Dans le cadre de l’exécution du présent Cadre Type et de la Convention, les parties agissant chacune en qualité de responsable de traitement, pourront également être amenées à traiter des données personnelles de tiers, notamment pour effectuer les opérations relatives à l’exécution de la Convention. Les parties s’engagent à respecter toutes les obligations qui leur incombent au titre de la législation en vigueur.
Utilisation des données personnelles :
Les données personnelles recueillies par l’EPF Hauts-de-France et le Bénéficiaire ne seront utilisées qu’aux finalités suivantes : base de données des bénéficiaires de mises à disposition.Page 31 sur 32
Transmission des données personnelles
Les données personnelles recueillies auprès du Bénéficiaire par l’EPF Hauts-de-France pourront être communiquées dans la limite de leurs attributions, aux seuls services internes de l’EPF Hauts-de-France ayant besoin d’avoir accès auxdites données personnelles, aux seuls sous- traitants et partenaires de l’EPF Hauts-de-France ayant besoin d’avoir accès auxdites données personnelles.

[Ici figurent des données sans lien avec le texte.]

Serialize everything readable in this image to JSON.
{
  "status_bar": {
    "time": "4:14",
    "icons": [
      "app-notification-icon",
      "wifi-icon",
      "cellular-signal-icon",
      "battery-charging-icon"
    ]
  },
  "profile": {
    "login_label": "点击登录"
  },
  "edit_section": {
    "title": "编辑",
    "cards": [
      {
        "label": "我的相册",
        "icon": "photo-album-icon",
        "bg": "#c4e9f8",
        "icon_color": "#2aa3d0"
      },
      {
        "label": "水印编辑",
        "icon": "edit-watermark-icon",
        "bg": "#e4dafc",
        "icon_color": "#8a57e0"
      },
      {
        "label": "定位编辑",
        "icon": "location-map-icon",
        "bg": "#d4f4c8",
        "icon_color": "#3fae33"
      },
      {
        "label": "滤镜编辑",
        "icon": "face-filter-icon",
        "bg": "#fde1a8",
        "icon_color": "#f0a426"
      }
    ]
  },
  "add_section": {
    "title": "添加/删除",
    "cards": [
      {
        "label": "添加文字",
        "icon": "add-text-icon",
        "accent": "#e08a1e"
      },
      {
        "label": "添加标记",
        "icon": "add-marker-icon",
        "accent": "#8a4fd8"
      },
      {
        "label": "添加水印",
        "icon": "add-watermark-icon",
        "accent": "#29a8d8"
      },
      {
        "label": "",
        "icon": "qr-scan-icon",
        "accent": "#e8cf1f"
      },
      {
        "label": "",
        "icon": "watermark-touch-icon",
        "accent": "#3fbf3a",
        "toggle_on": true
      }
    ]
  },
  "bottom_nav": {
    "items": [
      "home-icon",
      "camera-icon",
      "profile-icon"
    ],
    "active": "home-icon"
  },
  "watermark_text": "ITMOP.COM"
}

Ces données ne feront l'objet de communications extérieures éventuelles autres que celles prévues ci-dessus que pour satisfaire aux obligations légales et réglementaires ou à la demande d'une administration ou d'une autorité judiciaire.
Les données personnelles recueillies auprès de l’EPF Hauts-de-France par le Bénéficiaire pourront être communiquées dans la limite de leurs attributions, aux services internes du Bénéficiaire à ses sous-traitants et partenaires.
Ces données ne feront l'objet de communications extérieures éventuelles autres que celles prévues ci-dessus que pour satisfaire aux obligations légales et réglementaires ou à la demande d'une administration ou d'une autorité judiciaire.
Chacune des Parties s’engage à veiller à ce que les personnes autorisées à traiter les données personnelles s’engagent à respecter la confidentialité ou soient soumises à une obligation légale appropriée de confidentialité et reçoivent la formation nécessaire en matière de protection des données personnelles pour exécuter correctement ses obligations de confidentialité.
Exercices des droits
Chacune des parties dispose à tout moment de droits (d’accès, de rectification, de suppression, d’opposition, etc.) sur les données à caractère personnel qui la concernent auprès de la direction administrative de l’autre partie.
Chaque partie bénéficie du droit d’introduire une réclamation auprès de la Commission Nationale Informatique et Libertés (CNIL).
Sécurité des données personnelles
Chacune des parties assure des mesures optimales de sécurité contre la perte, le mauvais usage et l’altération des informations qui lui sont confiées ou qu’elle collecte auprès de l’autre partie.
Délégué à la protection des données
L’EPF Hauts-de-France a désigné un délégué à la protection des données qui peut être contacté à l’adresse électronique suivante : dpo@epf-hdf.fr ou à l’adresse postale suivante : EPF Hauts- de-France, Délégué à la Protection des Données, 594 Avenue Willy Brandt - CS 20003
59777 LILLE
Dans l’hypothèse où le Bénéficiaire a désigné un délégué à la protection des données, il fournira à l’EPF Hauts-de-France ses coordonnées.
Transfert des données personnelles en dehors de l’EEE ou Union européenne
Si l’une des Parties est amenée à effectuer un traitement qui engage un transfert en dehors de l’EEE ou de l’Union européenne, elle s’engage à le faire conformément au chapitre 5 du RGPD et les recommandations de la CNIL en vigueur et en informer l’autre Partie agissant en qualitéPage 32 sur 32
de responsable de traitement et ce y compris pour les transferts destinés aux sous-traitants de ladite Partie.